Content is output, data is input
In traditional content creation, the motto “content is king” has long been the norm. Texts were written for humans, which were then indexed by machines. In the GEO era, this relationship is partially reversed. The text that the user ultimately reads in an AI response is the output of the model. However, the input that the company must provide is not finished marketing texts, but clean, structured data.
If the input is “shaky” – i.e., the data is incomplete, outdated, or contradictory – the AI response becomes a gamble. AI models such as GPT-4 or Claude try to recognize patterns. If they cannot find clear data patterns, they begin to hallucinate or fall back on competitors whose data is more stable.
GEO best practice:
• Data-first mindset: Before a blog article is written, the facts (prices, specs, availability) must be available in a structured database (e.g., knowledge graph).
• Fact-checking layer: Implementation of processes that ensure that every published figure is validated in a machine-readable format.
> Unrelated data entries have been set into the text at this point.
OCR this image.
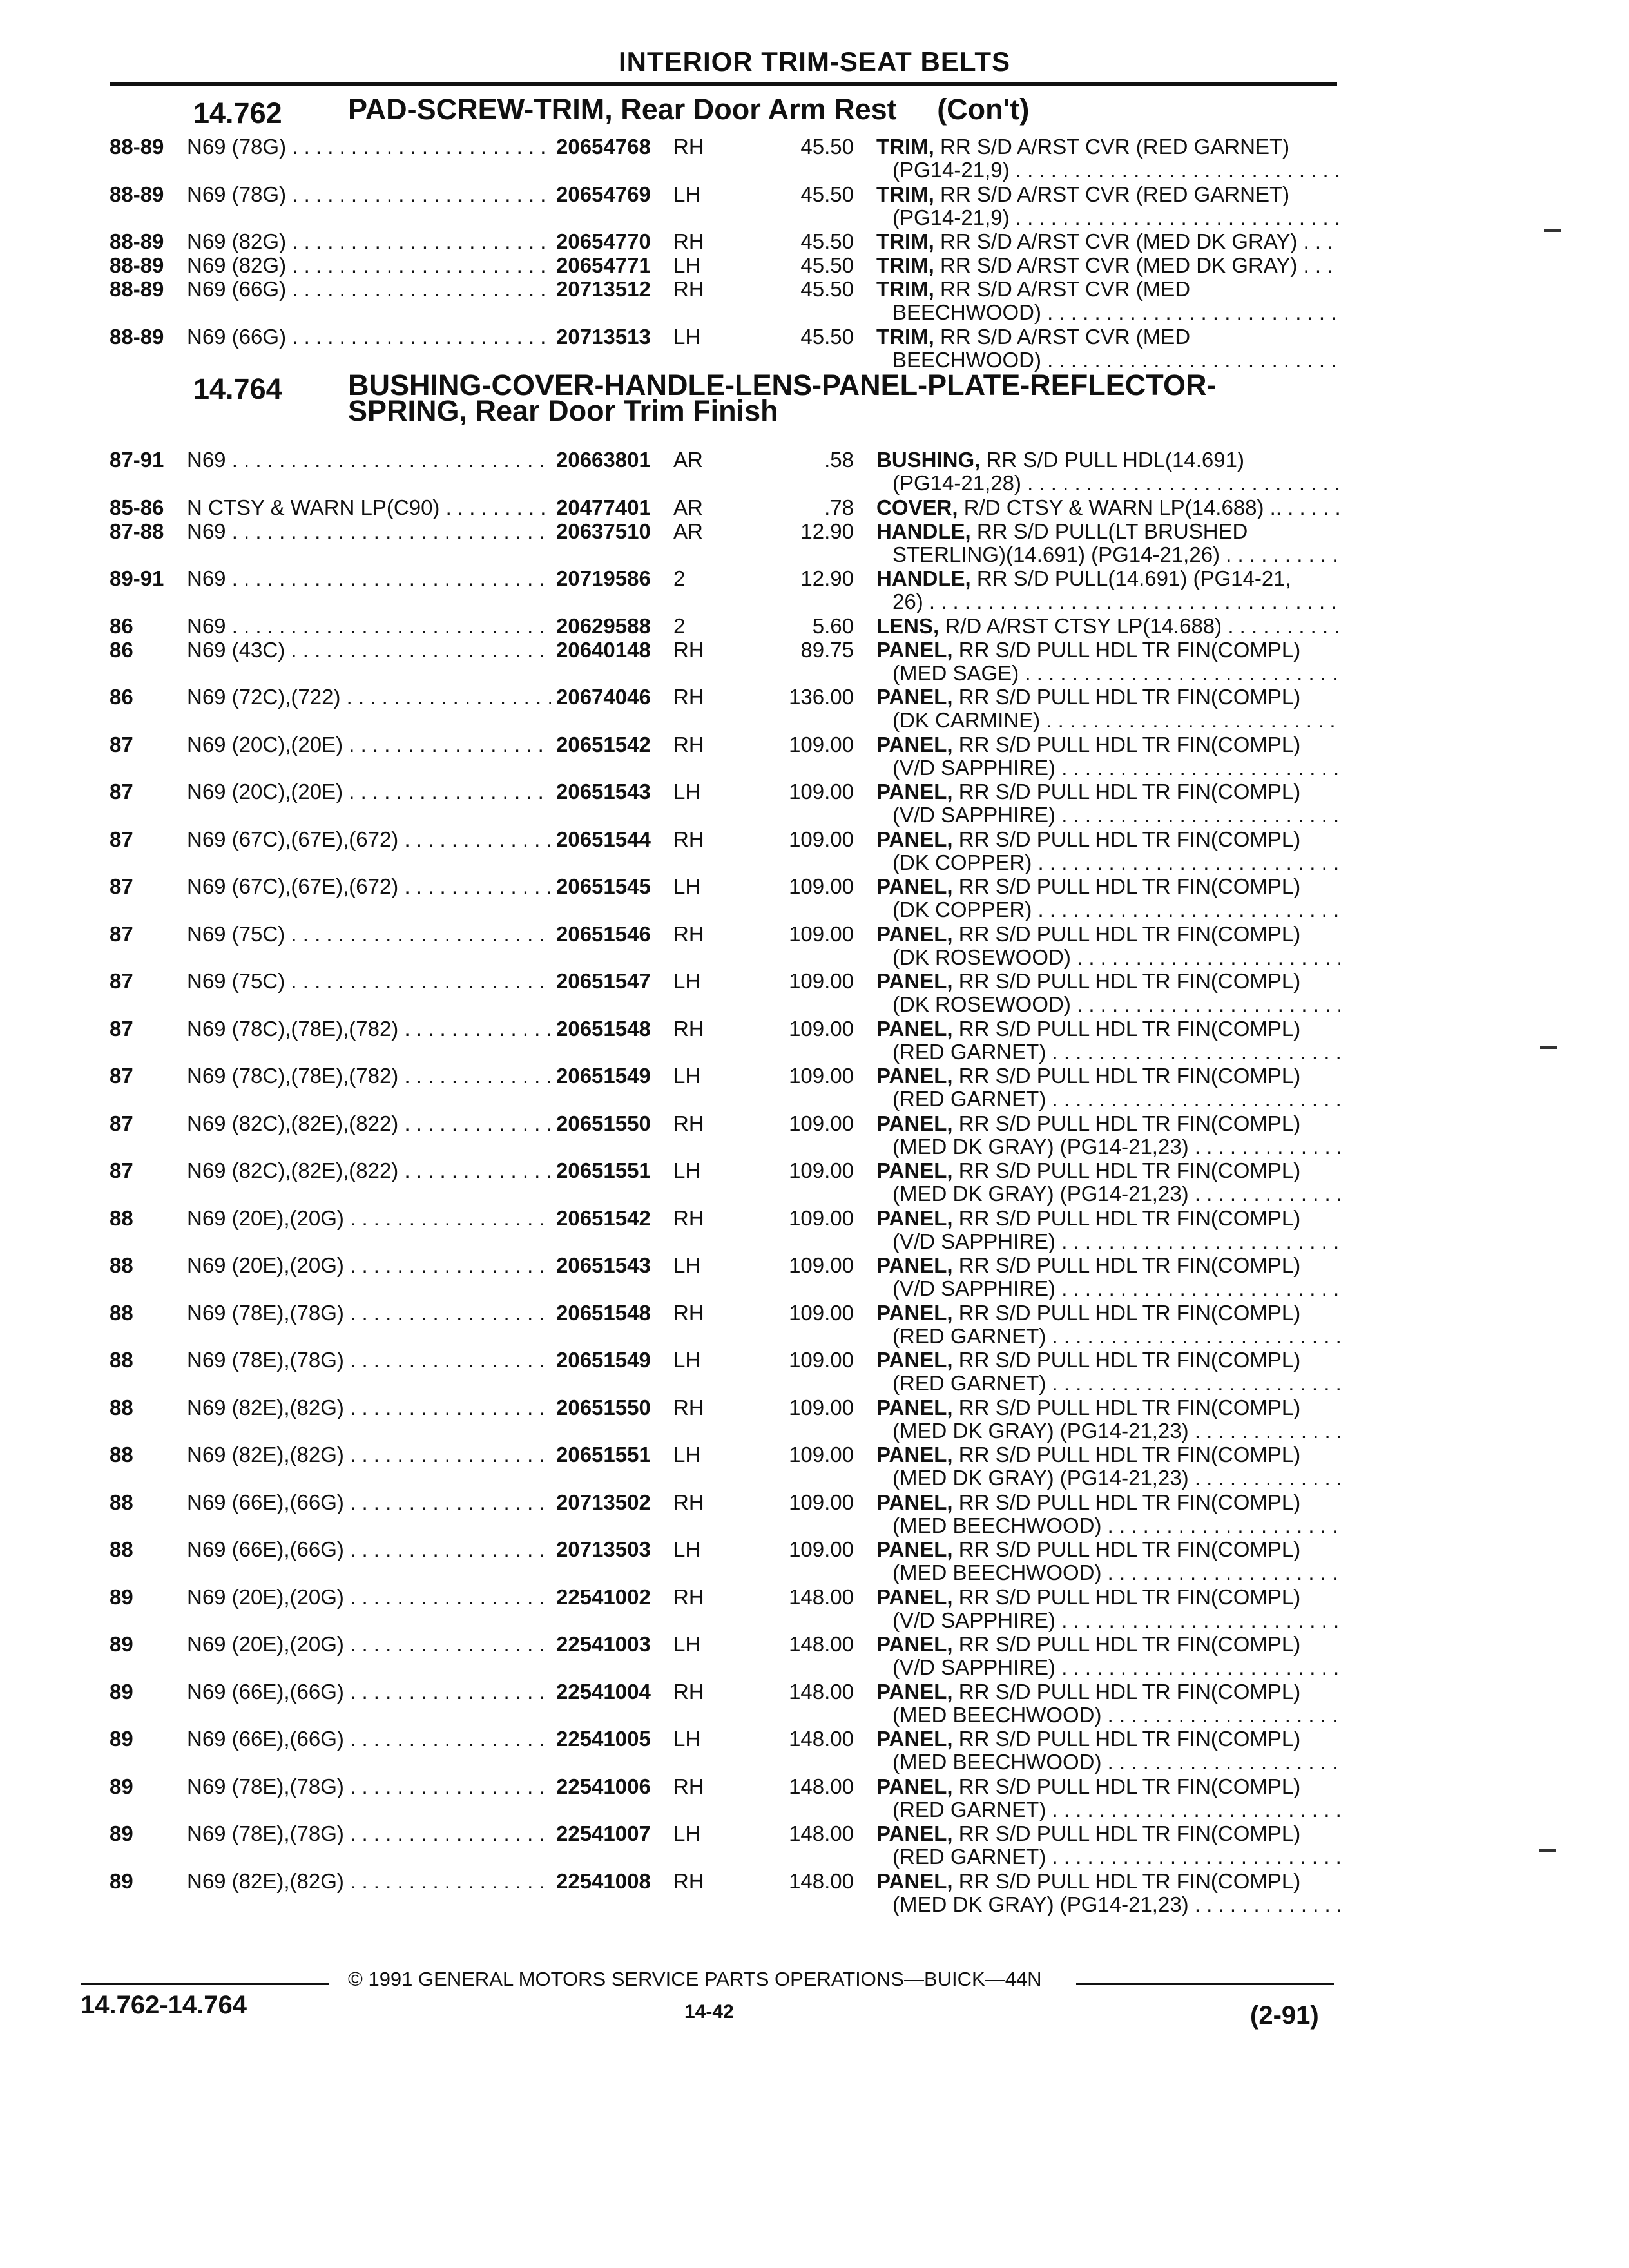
INTERIOR TRIM-SEAT BELTS
14.762 PAD-SCREW-TRIM, Rear Door Arm Rest (Con't)
88-89 N69 (78G) . . .	20654768	RH	45.50 TRIM, RR S/D A/RST CVR (RED GARNET)
(PG14-21,9) . . .
88-89 N69 (78G) . . .	20654769	LH	45.50 TRIM, RR S/D A/RST CVR (RED GARNET)
(PG14-21,9) . . .
88-89 N69 (82G) . . .	20654770	RH	45.50 TRIM, RR S/D A/RST CVR (MED DK GRAY) . . .
88-89 N69 (82G) . . .	20654771	LH	45.50 TRIM, RR S/D A/RST CVR (MED DK GRAY) . . .
88-89 N69 (66G) . . .	20713512	RH	45.50 TRIM, RR S/D A/RST CVR (MED
BEECHWOOD) . . .
88-89 N69 (66G) . . .	20713513	LH	45.50 TRIM, RR S/D A/RST CVR (MED
BEECHWOOD) . . .
14.764 BUSHING-COVER-HANDLE-LENS-PANEL-PLATE-REFLECTOR-
SPRING, Rear Door Trim Finish
87-91 N69 . . .	20663801	AR	.58 BUSHING, RR S/D PULL HDL(14.691)
(PG14-21,28) . . .
85-86 N CTSY & WARN LP(C90) . . .	20477401	AR	.78 COVER, R/D CTSY & WARN LP(14.688) .. . . .
87-88 N69 . . .	20637510	AR	12.90 HANDLE, RR S/D PULL(LT BRUSHED
STERLING)(14.691) (PG14-21,26) . . .
89-91 N69 . . .	20719586	2	12.90 HANDLE, RR S/D PULL(14.691) (PG14-21,
26) . . .
86	N69 . . .	20629588	2	5.60 LENS, R/D A/RST CTSY LP(14.688) . . .
86	N69 (43C) . . .	20640148	RH	89.75 PANEL, RR S/D PULL HDL TR FIN(COMPL)
(MED SAGE) . . .
86	N69 (72C),(722) . . .	20674046	RH	136.00 PANEL, RR S/D PULL HDL TR FIN(COMPL)
(DK CARMINE) . . .
87	N69 (20C),(20E) . . .	20651542	RH	109.00 PANEL, RR S/D PULL HDL TR FIN(COMPL)
(V/D SAPPHIRE) . . .
87	N69 (20C),(20E) . . .	20651543	LH	109.00 PANEL, RR S/D PULL HDL TR FIN(COMPL)
(V/D SAPPHIRE) . . .
87	N69 (67C),(67E),(672) . . .	20651544	RH	109.00 PANEL, RR S/D PULL HDL TR FIN(COMPL)
(DK COPPER) . . .
87	N69 (67C),(67E),(672) . . .	20651545	LH	109.00 PANEL, RR S/D PULL HDL TR FIN(COMPL)
(DK COPPER) . . .
87	N69 (75C) . . .	20651546	RH	109.00 PANEL, RR S/D PULL HDL TR FIN(COMPL)
(DK ROSEWOOD) . . .
87	N69 (75C) . . .	20651547	LH	109.00 PANEL, RR S/D PULL HDL TR FIN(COMPL)
(DK ROSEWOOD) . . .
87	N69 (78C),(78E),(782) . . .	20651548	RH	109.00 PANEL, RR S/D PULL HDL TR FIN(COMPL)
(RED GARNET) . . .
87	N69 (78C),(78E),(782) . . .	20651549	LH	109.00 PANEL, RR S/D PULL HDL TR FIN(COMPL)
(RED GARNET) . . .
87	N69 (82C),(82E),(822) . . .	20651550	RH	109.00 PANEL, RR S/D PULL HDL TR FIN(COMPL)
(MED DK GRAY) (PG14-21,23) . . .
87	N69 (82C),(82E),(822) . . .	20651551	LH	109.00 PANEL, RR S/D PULL HDL TR FIN(COMPL)
(MED DK GRAY) (PG14-21,23) . . .
88	N69 (20E),(20G) . . .	20651542	RH	109.00 PANEL, RR S/D PULL HDL TR FIN(COMPL)
(V/D SAPPHIRE) . . .
88	N69 (20E),(20G) . . .	20651543	LH	109.00 PANEL, RR S/D PULL HDL TR FIN(COMPL)
(V/D SAPPHIRE) . . .
88	N69 (78E),(78G) . . .	20651548	RH	109.00 PANEL, RR S/D PULL HDL TR FIN(COMPL)
(RED GARNET) . . .
88	N69 (78E),(78G) . . .	20651549	LH	109.00 PANEL, RR S/D PULL HDL TR FIN(COMPL)
(RED GARNET) . . .
88	N69 (82E),(82G) . . .	20651550	RH	109.00 PANEL, RR S/D PULL HDL TR FIN(COMPL)
(MED DK GRAY) (PG14-21,23) . . .
88	N69 (82E),(82G) . . .	20651551	LH	109.00 PANEL, RR S/D PULL HDL TR FIN(COMPL)
(MED DK GRAY) (PG14-21,23) . . .
88	N69 (66E),(66G) . . .	20713502	RH	109.00 PANEL, RR S/D PULL HDL TR FIN(COMPL)
(MED BEECHWOOD) . . .
88	N69 (66E),(66G) . . .	20713503	LH	109.00 PANEL, RR S/D PULL HDL TR FIN(COMPL)
(MED BEECHWOOD) . . .
89	N69 (20E),(20G) . . .	22541002	RH	148.00 PANEL, RR S/D PULL HDL TR FIN(COMPL)
(V/D SAPPHIRE) . . .
89	N69 (20E),(20G) . . .	22541003	LH	148.00 PANEL, RR S/D PULL HDL TR FIN(COMPL)
(V/D SAPPHIRE) . . .
89	N69 (66E),(66G) . . .	22541004	RH	148.00 PANEL, RR S/D PULL HDL TR FIN(COMPL)
(MED BEECHWOOD) . . .
89	N69 (66E),(66G) . . .	22541005	LH	148.00 PANEL, RR S/D PULL HDL TR FIN(COMPL)
(MED BEECHWOOD) . . .
89	N69 (78E),(78G) . . .	22541006	RH	148.00 PANEL, RR S/D PULL HDL TR FIN(COMPL)
(RED GARNET) . . .
89	N69 (78E),(78G) . . .	22541007	LH	148.00 PANEL, RR S/D PULL HDL TR FIN(COMPL)
(RED GARNET) . . .
89	N69 (82E),(82G) . . .	22541008	RH	148.00 PANEL, RR S/D PULL HDL TR FIN(COMPL)
(MED DK GRAY) (PG14-21,23) . . .
© 1991 GENERAL MOTORS SERVICE PARTS OPERATIONS—BUICK—44N
14.762-14.764	14-42	(2-91)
The end of silos: Unify First
Data silos are a common problem in companies. Product information is stored in the PIM, customer reviews are stored at Trustpilot, use cases are stored in the marketing blog, and search data is stored in web analytics. These separate silos are useless for AI that is supposed to generate a complex answer (“Which CRM is suitable for a 5-person startup with a focus on sales?”). All data points that describe an entity (e.g., a product) must be semantically linked. AI must “know” that positive review X belongs to feature Y of product Z. Only when this connection exists technically can the model draw conclusions and make an informed recommendation.
GEO best practice:
• Semantic integration: Linking heterogeneous data sources (reviews, specs, FAQs) to a central profile per entity.
• Schema.org for everything: Use of extended markup to explicitly define not only the product, but also its relationships.
Structure beats style: prompt optimization as data modeling
The term “prompt optimization” is often misunderstood as “hacking” prompts. In GEO reality, however, it is about modeling data in such a way that it fits perfectly into the AI's internal prompt.
When an AI generates a response, it internally builds a kind of “profile” of the relevant information. If your information is unstructured (e.g., hidden in a PDF or long continuous text), it cannot be extracted granularly. However, if it is modeled as a clear attribute (e.g., “energy efficiency class: A++”), it becomes “quotable.” Structured data acts as constraints that help the AI to retrieve knowledge rather than guess.
GEO best practice:
• Attribute granularity: Break down product characteristics into the smallest units (key-value pairs) instead of hiding them in sentences.
• Machine-readable logic: Use tables and lists for comparisons, as these are easier for LLMs to recognize as logical relations than continuous text.
Context is the key to personalization
The final step in the chain is the personalized answer. A generic answer is a commodity today. The value lies in contextualization. AI systems win when they understand the user's context (target group, situation, preference) and can tailor the answer to it. However, this only works if you, as a company, not only describe your product, but also provide the context of its use. It is not enough to say “Our tool can automate email.” The company must provide data that says, “Our tool solves the problem of time constraints for solopreneurs through email automation.” Only through this semantic link between problem (context) and solution (product) can AI create personalized relevance.
GEO best practice:
• Use case mapping: Creation of content that explicitly links products to target groups and problem scenarios (e.g., “Solution for X in situation Y”).
• Agentic readiness: Preparing data so that it can be identified as the “best solution for context Z” by AI agents that conduct autonomous research for users.
comdaily conclusion: GEO is much more than text optimization. It is a data-driven discipline that brings together marketing, product management, and IT. Anyone who approaches GEO as “we'll write a few AI-optimized texts” is actually playing a different game than the market. The winners in the coming years will be those who view their data as a high-quality product that they make available to AI models as a reliable resource. Only those who do their homework on data structure (Unified Semantic Profile) will ultimately appear on the digital stage as the answer.